Each section offers explanations for why these issues play prominent roles in our lives and gives non medicinal answers to each issue.  The Stress Relief section notes causes, triggers, physical, emotional, social, spiritual, mental and psychosocial responses, symptoms, and effects.  Solutions are then proposed for dealing with stress and avoiding it altogether.  There are art visualization solutions, nature walks as solutions, and relaxing music.  The visualizations of art contained warm hues of blue and turquoise.  This music clip was proposed for a stress buster and included low notes and repetitious tones. 

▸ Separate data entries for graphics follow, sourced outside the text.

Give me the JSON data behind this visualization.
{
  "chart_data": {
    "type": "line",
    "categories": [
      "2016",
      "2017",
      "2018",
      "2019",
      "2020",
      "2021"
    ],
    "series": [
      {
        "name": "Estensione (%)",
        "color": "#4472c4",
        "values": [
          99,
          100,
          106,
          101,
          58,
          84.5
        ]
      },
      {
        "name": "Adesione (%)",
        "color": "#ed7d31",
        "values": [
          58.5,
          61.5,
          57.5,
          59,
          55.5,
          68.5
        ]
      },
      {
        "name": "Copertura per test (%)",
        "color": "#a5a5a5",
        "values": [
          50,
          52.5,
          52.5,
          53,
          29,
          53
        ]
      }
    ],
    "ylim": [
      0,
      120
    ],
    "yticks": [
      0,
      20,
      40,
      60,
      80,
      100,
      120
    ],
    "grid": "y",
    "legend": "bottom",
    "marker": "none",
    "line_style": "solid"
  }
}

These solutions seem viable.  If one is able to relax and unwind, stresses should slip away.  I have never heard of “Art Therapy” but these methods for de-stressing (listening to music or walking through the park) are widely used.

This information was gathered from Talidari, Mulitimedia Art for Wellness.  Talidari is an organization of artists who collect art with fusions of heritage and innovation with the purpose of inspiring, entertaining, and healing.